– Матушка, вы великолепны. В таком случае у жениха масса достоинств. Он не только не горбун, он не кривой, не хромой, у него, видимо, нет хвоста, и он не чернокожий.
– Ты становишься невозможным.
– Разве? – поднял бровь младший из Гризье. – В Арции нашу семейку полагают невозможной уже лет двадцать. Я в сравнении с дядюшками и Аганном – щеночек.
– Ты неблагодарная дрянь, – холодно сказала мать, – кем бы ты был, если б не был моим сыном?
– Не знаю, – пожал плечами Базиль, – но «пуделем» бы не был, это точно. После коронации и свадьбы я уеду.
– Это лучшее, что ты можешь сделать. Я хочу, чтобы ты взял с собой Филиппа.
– Матушка боится, что ее сын убьет ее зятя? А она не боится, что я ему помогу?
– Твои шутки перешли всякие границы.
– Как говаривал в юности нынешний герцог Оргонды, а есть ли границы, которые уже не переступило наше милое семейство? Хорошо, я заберу Филиппа в Аганн и уговорю его не делать глупостей, а не удастся – посажу на цепь. Плетью обуха не перешибешь. Так мы едем?
– Базиль, – пискнула Элеонора, – а разве Пьер такой уж противный? Дядю Александра я видела, он был ничего, а матушка вот сказала, что Пьер лучше.
– Нора, – прикрикнула Элеонора Вилльо, – ты не должна вспоминать при ком бы то ни было о брате твоего отца, и особенно о наших планах! Поняла?
– Поняла, но…
– Никаких «но», сестричка, – серьезно сказал Базиль, – время шуток кончилось. Это даже я понимаю. Забудь об Александре, это лучшее, что ты можешь сделать, а Пьер… Внешне он просто никакой. Больше на лакея похож или на лавочника, чем на нобиля. У него, как у всех Лумэнов, слабый желудок и скверный характер. Но он умный и, сдается мне, хитрый и жестокий. Недаром его пригрел Паук, а потом и Жоселин. Так что готовься слушаться и молчать, а если будет противно, закрывай глаза.
– Что ты говоришь сестре?!
– Правду, которая ей, может, пригодится, а может, и нет. Все. Нас ждут.

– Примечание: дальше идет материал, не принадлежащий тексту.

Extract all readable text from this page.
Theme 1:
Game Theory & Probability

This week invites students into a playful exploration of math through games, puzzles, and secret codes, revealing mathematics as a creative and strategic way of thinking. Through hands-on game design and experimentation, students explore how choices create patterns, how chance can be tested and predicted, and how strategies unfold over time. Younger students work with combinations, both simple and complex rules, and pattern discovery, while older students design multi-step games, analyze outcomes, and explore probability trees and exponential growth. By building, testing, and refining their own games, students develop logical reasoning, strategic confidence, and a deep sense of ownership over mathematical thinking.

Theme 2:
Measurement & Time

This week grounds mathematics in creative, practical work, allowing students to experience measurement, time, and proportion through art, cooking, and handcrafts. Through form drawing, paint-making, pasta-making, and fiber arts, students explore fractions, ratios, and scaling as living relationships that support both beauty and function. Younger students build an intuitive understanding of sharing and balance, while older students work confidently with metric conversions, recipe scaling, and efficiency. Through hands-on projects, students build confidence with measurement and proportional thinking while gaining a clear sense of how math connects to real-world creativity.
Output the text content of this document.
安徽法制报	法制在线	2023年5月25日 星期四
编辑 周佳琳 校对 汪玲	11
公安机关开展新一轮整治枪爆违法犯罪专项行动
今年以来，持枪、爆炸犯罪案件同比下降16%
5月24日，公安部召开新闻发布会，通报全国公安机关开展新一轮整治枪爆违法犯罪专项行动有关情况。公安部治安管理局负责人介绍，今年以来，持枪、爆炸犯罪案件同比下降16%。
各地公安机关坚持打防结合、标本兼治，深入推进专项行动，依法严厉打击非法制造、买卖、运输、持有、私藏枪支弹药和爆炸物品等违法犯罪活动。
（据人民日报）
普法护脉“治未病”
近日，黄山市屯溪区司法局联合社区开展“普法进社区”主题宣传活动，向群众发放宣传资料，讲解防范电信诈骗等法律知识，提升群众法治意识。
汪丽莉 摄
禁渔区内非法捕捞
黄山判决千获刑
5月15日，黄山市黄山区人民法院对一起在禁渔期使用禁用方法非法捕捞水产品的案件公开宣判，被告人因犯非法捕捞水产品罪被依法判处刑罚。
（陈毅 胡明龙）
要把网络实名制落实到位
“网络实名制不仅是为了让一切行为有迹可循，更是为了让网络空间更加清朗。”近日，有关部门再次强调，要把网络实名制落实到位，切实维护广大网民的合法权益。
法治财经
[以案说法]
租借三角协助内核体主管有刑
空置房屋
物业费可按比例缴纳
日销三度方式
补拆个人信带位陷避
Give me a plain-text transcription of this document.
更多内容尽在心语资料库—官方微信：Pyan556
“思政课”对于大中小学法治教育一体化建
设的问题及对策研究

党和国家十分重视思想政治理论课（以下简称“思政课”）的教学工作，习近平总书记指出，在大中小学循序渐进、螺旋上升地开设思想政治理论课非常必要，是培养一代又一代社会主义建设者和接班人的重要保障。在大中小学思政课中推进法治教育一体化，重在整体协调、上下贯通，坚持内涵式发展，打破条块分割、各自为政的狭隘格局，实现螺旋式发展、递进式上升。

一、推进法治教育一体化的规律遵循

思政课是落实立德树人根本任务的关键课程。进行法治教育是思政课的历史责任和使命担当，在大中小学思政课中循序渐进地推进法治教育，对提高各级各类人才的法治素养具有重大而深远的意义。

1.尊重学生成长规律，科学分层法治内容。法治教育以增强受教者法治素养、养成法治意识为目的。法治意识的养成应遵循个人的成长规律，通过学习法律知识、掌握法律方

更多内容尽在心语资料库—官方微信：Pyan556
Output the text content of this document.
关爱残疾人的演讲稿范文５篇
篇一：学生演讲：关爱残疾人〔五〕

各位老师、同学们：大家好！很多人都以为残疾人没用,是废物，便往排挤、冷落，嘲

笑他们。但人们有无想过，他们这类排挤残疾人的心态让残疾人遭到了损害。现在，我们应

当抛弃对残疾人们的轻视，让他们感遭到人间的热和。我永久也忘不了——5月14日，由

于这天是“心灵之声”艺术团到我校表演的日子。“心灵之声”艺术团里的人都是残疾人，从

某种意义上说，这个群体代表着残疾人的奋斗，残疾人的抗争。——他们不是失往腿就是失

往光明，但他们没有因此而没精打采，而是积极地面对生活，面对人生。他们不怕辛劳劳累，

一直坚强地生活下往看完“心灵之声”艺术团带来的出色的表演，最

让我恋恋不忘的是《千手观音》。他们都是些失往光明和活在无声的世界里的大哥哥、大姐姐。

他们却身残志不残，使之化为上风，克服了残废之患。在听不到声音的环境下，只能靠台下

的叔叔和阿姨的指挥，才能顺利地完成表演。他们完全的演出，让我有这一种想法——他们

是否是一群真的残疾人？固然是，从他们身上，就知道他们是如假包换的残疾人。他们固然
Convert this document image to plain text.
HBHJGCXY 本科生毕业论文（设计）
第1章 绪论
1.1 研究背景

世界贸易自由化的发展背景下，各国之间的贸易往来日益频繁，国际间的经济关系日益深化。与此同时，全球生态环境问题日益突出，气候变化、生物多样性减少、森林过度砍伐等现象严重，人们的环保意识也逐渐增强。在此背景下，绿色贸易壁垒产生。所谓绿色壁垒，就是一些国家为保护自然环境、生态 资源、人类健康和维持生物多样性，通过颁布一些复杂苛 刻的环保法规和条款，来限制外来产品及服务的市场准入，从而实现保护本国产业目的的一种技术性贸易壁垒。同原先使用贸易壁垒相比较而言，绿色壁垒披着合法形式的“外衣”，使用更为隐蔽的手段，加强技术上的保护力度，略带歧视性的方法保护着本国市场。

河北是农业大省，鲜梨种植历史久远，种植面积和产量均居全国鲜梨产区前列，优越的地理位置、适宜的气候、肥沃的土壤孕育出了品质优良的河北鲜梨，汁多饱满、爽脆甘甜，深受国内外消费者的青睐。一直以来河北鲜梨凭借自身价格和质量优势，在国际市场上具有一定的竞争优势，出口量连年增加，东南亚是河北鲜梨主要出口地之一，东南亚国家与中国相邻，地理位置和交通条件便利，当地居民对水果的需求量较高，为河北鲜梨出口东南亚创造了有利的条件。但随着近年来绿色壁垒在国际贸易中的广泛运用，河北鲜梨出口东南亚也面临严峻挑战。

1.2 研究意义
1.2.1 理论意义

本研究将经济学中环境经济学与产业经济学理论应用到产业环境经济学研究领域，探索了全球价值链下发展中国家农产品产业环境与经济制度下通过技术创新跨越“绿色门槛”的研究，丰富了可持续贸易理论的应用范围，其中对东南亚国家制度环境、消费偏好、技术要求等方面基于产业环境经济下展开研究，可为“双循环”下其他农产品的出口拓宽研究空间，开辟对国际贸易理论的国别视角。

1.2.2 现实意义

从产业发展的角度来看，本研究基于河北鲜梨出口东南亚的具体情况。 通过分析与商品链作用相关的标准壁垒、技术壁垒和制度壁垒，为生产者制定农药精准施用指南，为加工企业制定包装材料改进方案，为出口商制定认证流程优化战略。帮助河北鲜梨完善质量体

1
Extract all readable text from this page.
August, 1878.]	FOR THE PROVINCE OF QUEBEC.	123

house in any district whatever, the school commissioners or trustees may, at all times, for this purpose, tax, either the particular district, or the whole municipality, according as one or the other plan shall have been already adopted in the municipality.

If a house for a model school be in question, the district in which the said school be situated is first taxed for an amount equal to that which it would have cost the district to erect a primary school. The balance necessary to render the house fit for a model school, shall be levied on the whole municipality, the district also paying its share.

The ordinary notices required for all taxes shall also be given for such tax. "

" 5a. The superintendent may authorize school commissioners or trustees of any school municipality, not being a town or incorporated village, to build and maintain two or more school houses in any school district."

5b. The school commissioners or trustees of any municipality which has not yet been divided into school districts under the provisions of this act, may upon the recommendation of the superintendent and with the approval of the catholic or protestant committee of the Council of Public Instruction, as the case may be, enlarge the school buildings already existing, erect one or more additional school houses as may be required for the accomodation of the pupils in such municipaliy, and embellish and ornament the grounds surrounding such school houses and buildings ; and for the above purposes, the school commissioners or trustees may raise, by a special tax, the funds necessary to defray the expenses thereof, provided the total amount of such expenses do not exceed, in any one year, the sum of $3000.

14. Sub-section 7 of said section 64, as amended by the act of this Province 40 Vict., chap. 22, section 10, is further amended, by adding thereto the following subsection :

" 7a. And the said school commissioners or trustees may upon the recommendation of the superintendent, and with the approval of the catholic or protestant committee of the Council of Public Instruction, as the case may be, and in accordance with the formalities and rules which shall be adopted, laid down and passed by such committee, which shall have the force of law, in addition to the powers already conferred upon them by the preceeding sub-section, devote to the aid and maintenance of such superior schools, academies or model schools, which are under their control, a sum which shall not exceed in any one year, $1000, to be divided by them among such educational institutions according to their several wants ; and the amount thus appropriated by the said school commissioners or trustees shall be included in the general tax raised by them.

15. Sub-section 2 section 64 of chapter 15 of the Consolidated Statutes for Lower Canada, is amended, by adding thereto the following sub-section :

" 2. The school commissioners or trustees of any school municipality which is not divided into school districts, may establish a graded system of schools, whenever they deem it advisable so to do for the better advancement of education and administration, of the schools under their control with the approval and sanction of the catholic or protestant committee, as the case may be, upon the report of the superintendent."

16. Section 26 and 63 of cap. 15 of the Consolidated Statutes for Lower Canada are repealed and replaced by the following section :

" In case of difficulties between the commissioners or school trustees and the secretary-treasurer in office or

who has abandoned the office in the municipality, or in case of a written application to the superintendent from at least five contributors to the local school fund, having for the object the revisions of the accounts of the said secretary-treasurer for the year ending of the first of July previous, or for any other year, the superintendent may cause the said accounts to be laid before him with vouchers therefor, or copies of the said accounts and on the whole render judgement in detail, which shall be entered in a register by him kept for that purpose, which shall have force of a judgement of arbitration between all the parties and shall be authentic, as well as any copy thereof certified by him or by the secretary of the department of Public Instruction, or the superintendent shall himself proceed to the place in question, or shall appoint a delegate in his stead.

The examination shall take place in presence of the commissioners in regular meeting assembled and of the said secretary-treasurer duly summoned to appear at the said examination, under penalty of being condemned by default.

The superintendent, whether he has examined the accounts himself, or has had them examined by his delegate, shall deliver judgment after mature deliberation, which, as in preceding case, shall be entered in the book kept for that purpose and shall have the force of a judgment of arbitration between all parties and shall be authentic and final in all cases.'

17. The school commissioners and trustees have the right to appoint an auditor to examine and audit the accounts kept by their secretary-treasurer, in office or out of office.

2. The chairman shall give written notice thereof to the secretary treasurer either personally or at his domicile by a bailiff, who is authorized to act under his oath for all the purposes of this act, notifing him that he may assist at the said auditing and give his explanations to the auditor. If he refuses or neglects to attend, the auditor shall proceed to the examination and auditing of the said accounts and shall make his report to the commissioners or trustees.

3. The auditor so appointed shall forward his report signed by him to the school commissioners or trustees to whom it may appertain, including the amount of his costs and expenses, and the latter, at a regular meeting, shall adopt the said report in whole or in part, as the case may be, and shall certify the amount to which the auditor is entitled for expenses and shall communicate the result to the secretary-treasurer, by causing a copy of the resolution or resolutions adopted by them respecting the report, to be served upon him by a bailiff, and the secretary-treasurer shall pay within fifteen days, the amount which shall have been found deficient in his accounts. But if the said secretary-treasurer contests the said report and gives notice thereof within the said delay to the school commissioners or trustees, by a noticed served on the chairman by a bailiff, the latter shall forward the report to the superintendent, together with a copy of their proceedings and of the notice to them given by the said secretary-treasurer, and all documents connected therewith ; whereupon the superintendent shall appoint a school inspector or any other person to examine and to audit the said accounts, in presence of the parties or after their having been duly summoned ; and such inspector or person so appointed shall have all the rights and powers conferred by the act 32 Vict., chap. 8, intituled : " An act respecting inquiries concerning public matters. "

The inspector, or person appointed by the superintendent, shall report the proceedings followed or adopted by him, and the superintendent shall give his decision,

Базиль подсадил женщин в карету, закрыл дверцу, проследил, как заняли свои места кучер и лакеи, и вскочил на загарцевавшую лошадь. Ненастье сменилось теплом, Летняя резиденция тонула в многоцветной осенней роскоши, солнце старалось вовсю, но граф Мо предпочел бы дождь и ветер в лицо. Проклятый, как же ему все надоело!
2895 год от В.И. 23-й день месяца Собаки
АРЦИЯ. МУНТ
Дядюшка Клод только что на колени не падал, уговаривая своего постояльца подождать, пока все уляжется. Когда толстяк пошел по третьему кругу, маркиз Гаэтано просто положил руку ему на плечо, и бедняга осекся на полуслове.
– Мне нужно идти. Не бойся, ничего со мной не случится. Я, если нужно, бываю терпеливым. Сегодня не мой день, но я должен его запомнить.
Огорченный трактирщик принялся призывать на голову мирийца благословение всех известных ему святых. Когда дошло до святого Эпоминонда, Рафаэль уже завернул за угол, смешавшись с не столь уж и многочисленной толпой. Он старался быть неприметным, и его усилия увенчались успехом. Проклятое везение, не оставлявшее мирийца с раннего детства, в последние дни отзывалось в сердце горечью. Он жив и даже не ранен, но все, кого он любил, погибли или исчезли.
Выбраться из ада, вернуться в Мунт за сестрой с детьми и Артуром – и найти два трупа и плачущую Онорину, это ли не насмешка! Из слов бывшей камеристки Жаклин стало ясно, что на следующую ночь после Гразы Шарло с Кати сбежали. Лейтенант Паже, на помощь которого рассчитывал Кэрна, получив подложный приказ, уехал и не вернулся, после чего Аганну ничего не стоило с помощью еще одной фальшивки разоружить гвардию и городскую стражу. Мунт упал в лапы Вилльо, как созревшая груша. Рафаэлю повезло, что его никто не узнал, и он сразу же проехал к Бэрротам, а потом заглянул в харчевню.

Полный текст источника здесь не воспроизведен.